Yes – particularly if the 2024 ACT election is a choice between Labor led by Yvette Berry and the Liberals led by Elizabeth Lee.

One only needs to read the updated parliamentary agreement between the Greens and ALP to see that the Greens have not tempered their more extreme policies to a more central position.

Before everyone starts misconstruing what the 2020 result shows, bear in mind:
1. Kurrajong had the lowest turnout of any district, but also the lowest informal. So the people who didn’t turn out to vote are so dissatisfied they couldn’t even bring themselves to cast a donkey vote. The seat of Barr and Rattenbury has deep discontent.
2. Across the ACT, the same number of people did not turn up to vote at all, as voted GRN.
3. Three districts had a ‘fourth way’ vote big enough to reach a quota if there’d only been one independent – showing discontent with red, blue and green teams.
So before everyone starts thinking ACT is going GRN and moving leftwards, have a think about the 15% of voters (33,000 people) who refused to vote in the most accessible election ever, consider how they would have voted if they could, and reflect on the 15% independent vote which is bigger than the 13.5% GRN vote.

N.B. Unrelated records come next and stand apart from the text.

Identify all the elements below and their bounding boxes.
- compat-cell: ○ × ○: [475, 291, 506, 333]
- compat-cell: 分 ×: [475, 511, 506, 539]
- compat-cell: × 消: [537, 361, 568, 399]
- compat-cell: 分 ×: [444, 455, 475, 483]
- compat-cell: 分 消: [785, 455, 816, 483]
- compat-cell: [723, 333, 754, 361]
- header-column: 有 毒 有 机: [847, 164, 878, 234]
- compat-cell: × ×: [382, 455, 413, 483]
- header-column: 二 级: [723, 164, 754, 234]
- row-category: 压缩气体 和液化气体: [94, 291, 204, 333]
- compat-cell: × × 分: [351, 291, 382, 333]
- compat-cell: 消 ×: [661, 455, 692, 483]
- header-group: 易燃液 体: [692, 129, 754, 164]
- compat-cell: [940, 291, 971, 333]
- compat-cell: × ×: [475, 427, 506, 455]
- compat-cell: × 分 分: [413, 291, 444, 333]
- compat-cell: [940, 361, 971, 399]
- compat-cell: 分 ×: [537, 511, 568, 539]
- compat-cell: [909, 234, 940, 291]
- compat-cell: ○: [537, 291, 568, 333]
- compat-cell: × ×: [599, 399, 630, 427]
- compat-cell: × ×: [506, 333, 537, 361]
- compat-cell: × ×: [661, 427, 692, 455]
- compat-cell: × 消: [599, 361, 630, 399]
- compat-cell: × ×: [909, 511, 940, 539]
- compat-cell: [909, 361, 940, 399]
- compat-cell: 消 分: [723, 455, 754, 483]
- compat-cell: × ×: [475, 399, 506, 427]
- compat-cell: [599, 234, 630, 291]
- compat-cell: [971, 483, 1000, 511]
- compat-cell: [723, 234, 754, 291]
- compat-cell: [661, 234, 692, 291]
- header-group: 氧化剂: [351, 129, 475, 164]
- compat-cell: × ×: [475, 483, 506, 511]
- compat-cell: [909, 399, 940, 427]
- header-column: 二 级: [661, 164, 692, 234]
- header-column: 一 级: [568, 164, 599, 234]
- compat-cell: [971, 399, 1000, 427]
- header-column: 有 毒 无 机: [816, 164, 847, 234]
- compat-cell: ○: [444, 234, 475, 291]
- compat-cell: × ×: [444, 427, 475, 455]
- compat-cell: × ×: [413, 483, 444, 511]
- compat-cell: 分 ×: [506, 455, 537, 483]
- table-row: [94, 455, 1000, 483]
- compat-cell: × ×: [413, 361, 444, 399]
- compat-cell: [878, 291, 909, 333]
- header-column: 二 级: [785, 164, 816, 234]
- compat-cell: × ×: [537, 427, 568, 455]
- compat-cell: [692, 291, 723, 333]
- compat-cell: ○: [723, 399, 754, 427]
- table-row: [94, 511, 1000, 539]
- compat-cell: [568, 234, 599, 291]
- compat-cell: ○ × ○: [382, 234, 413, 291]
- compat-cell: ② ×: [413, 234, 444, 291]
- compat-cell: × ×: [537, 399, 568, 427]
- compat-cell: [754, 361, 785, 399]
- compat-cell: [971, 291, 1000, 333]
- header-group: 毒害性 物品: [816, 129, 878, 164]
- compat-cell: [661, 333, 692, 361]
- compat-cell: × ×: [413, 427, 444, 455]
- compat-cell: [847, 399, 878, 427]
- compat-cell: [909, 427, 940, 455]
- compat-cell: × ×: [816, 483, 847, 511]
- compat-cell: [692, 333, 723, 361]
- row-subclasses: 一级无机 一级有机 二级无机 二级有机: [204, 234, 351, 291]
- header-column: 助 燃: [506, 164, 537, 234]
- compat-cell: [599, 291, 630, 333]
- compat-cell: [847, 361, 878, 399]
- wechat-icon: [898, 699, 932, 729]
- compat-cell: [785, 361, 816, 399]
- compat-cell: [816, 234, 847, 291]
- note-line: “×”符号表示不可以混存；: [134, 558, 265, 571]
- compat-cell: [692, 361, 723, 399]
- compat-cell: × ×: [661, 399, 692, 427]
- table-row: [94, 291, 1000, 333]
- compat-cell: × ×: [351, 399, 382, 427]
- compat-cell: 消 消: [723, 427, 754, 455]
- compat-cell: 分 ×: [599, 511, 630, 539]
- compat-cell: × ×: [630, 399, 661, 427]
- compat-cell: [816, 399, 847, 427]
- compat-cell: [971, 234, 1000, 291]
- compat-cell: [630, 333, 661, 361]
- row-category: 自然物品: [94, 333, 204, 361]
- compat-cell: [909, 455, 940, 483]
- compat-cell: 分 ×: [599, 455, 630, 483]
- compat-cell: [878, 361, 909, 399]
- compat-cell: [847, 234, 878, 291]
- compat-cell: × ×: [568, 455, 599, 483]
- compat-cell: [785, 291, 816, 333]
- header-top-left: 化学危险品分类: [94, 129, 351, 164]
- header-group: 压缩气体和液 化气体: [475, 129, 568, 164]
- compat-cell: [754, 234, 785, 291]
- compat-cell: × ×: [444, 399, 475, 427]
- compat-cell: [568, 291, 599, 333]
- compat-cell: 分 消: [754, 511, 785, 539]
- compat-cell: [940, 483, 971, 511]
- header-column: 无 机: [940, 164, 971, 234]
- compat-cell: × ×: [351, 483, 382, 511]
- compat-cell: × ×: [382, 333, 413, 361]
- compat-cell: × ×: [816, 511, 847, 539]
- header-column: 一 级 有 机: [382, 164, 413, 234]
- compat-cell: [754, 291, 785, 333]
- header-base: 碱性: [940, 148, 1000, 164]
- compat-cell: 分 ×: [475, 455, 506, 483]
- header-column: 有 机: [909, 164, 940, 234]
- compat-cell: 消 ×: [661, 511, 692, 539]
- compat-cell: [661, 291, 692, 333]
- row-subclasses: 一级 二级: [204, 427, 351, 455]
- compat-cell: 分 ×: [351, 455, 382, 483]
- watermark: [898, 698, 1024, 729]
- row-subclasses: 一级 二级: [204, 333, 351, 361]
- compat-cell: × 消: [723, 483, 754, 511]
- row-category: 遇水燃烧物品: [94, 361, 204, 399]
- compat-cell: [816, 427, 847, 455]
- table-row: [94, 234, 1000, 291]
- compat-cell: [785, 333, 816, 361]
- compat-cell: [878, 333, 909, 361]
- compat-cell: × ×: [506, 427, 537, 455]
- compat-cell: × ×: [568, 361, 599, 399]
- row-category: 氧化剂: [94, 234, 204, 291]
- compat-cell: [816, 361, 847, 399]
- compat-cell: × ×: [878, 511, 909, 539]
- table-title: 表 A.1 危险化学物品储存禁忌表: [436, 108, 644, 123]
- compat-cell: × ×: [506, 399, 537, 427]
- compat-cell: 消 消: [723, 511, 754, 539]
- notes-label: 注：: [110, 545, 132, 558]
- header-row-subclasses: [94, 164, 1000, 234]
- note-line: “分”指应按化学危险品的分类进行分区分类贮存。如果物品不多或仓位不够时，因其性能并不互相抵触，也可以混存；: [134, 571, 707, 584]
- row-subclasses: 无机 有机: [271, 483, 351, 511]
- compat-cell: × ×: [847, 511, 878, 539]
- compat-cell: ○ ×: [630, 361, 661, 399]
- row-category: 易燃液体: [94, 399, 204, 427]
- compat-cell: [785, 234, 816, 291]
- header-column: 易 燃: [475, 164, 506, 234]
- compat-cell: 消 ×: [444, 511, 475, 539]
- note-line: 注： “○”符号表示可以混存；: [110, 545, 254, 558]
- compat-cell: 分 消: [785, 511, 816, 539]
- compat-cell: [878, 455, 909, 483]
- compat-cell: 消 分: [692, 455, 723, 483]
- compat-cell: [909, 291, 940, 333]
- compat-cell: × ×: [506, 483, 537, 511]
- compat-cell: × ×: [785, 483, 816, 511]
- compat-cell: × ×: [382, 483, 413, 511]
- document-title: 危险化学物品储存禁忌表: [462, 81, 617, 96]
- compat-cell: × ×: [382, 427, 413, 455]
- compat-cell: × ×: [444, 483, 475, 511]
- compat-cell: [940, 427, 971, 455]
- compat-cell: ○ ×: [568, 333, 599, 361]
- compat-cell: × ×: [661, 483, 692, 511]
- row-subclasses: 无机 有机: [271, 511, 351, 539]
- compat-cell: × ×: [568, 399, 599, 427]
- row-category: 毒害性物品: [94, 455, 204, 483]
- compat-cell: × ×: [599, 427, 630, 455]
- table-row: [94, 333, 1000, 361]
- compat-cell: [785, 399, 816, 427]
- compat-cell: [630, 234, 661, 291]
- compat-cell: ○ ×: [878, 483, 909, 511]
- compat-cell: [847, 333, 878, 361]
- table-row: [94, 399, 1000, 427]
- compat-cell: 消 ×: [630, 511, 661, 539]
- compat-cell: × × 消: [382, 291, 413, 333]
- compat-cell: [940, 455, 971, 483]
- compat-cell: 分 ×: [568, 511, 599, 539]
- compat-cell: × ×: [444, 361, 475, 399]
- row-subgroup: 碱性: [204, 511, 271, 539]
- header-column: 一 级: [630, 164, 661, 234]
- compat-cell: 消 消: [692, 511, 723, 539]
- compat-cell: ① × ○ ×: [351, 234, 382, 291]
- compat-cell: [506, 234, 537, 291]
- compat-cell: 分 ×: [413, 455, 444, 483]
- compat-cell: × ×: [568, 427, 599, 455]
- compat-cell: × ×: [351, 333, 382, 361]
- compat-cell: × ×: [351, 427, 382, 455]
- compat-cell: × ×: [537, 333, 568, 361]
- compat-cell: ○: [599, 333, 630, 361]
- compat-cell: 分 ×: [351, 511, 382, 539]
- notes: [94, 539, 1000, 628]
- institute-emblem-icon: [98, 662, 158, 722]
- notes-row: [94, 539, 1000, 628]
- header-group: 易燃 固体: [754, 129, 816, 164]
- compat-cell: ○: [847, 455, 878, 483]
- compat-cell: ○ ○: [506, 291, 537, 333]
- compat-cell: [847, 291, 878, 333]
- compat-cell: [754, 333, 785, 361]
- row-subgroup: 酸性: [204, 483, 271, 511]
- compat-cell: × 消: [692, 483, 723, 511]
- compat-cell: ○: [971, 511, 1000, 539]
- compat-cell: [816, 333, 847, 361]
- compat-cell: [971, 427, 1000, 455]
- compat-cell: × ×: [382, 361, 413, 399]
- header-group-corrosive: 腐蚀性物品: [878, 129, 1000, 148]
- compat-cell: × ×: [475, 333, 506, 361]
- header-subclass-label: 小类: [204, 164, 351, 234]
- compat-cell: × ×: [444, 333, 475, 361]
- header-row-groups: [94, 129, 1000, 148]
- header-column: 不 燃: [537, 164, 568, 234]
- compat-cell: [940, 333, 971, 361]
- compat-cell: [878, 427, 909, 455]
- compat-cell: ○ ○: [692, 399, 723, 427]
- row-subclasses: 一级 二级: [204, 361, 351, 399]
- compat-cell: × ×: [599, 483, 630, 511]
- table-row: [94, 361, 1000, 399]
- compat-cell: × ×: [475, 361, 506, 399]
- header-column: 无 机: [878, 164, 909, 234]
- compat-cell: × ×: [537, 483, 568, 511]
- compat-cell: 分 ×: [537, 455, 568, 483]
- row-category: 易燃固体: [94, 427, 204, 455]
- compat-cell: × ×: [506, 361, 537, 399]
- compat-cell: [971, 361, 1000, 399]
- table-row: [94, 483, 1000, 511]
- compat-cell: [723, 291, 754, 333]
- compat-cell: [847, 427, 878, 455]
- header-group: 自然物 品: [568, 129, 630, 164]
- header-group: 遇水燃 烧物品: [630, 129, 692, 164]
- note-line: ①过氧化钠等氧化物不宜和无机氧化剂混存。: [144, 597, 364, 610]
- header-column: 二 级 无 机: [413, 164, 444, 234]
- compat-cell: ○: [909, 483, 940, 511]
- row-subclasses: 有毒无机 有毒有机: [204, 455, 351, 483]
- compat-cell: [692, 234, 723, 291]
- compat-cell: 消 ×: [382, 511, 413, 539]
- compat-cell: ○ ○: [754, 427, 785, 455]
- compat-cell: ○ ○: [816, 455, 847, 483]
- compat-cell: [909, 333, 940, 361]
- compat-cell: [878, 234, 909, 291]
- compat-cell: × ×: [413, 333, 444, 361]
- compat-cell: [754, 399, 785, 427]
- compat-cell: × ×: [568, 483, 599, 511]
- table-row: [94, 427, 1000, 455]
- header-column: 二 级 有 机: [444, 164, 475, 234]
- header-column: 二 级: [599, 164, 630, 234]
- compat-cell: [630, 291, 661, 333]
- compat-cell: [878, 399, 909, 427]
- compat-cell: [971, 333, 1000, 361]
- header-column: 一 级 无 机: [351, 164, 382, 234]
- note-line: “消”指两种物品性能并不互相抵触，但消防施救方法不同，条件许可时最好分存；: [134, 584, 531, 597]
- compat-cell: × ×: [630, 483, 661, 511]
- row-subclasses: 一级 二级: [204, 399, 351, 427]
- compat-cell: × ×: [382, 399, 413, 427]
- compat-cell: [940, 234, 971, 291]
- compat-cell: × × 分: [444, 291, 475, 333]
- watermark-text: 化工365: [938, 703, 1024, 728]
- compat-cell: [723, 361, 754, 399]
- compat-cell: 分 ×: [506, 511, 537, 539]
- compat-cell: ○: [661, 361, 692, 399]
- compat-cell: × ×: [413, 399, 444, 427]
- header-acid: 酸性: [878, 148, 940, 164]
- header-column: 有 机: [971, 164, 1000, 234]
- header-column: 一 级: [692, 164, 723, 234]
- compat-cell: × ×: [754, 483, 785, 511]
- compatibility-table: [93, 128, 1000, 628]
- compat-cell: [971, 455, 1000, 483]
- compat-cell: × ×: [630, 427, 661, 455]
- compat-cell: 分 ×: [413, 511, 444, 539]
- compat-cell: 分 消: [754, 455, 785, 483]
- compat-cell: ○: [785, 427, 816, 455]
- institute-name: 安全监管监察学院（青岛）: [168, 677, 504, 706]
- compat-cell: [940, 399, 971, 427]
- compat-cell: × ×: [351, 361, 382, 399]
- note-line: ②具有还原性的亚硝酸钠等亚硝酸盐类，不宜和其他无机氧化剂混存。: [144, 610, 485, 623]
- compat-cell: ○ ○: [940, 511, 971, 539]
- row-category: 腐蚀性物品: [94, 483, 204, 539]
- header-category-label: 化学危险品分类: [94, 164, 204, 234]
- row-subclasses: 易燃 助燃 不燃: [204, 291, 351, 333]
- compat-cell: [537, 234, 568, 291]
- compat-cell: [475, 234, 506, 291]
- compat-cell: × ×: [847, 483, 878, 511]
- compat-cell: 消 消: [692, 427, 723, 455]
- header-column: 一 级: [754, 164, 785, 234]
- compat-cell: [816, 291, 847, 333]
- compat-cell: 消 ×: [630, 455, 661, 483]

It depends on the electorates for The Greens. ACT is seen as having progressive and public sector focused electorates that skew towards Labor and The Greens, with preferences from The Greens flowing into Labor anyway. In interstate state/territory and federal electorates, the only electorates where the vote for The Greens is higher are the CBD and inner-city electorates due to the large youth university student demographics. The Greens vote will tend to be higher in electorates with universities and student accommodations.
In other electorates, they don’t do as well and even have negative swings and losses in votes.

Voters tend to lose some of the overly progressive values and adopt more real-world and refined mainstream values in maturity after the impressionability of youth. Myself and many other middle-aged and older votes will have the memory of aligning with green-left values in high school and tertiary, only for the views to change after gaining worldly experience.

The Greens themselves know this, which is why they often push for lowering the voting age really only to benefit their vote count.

I don’t think the local Greens are significantly different from in other jurisdictions it’s more the fact that they were only 2 members and they were in a quasi coalition with the ALP locally that has tempered their more extreme policy tendencies.

It will be very interesting to see if this remains the case now that there are 6 Greens members in the assembly.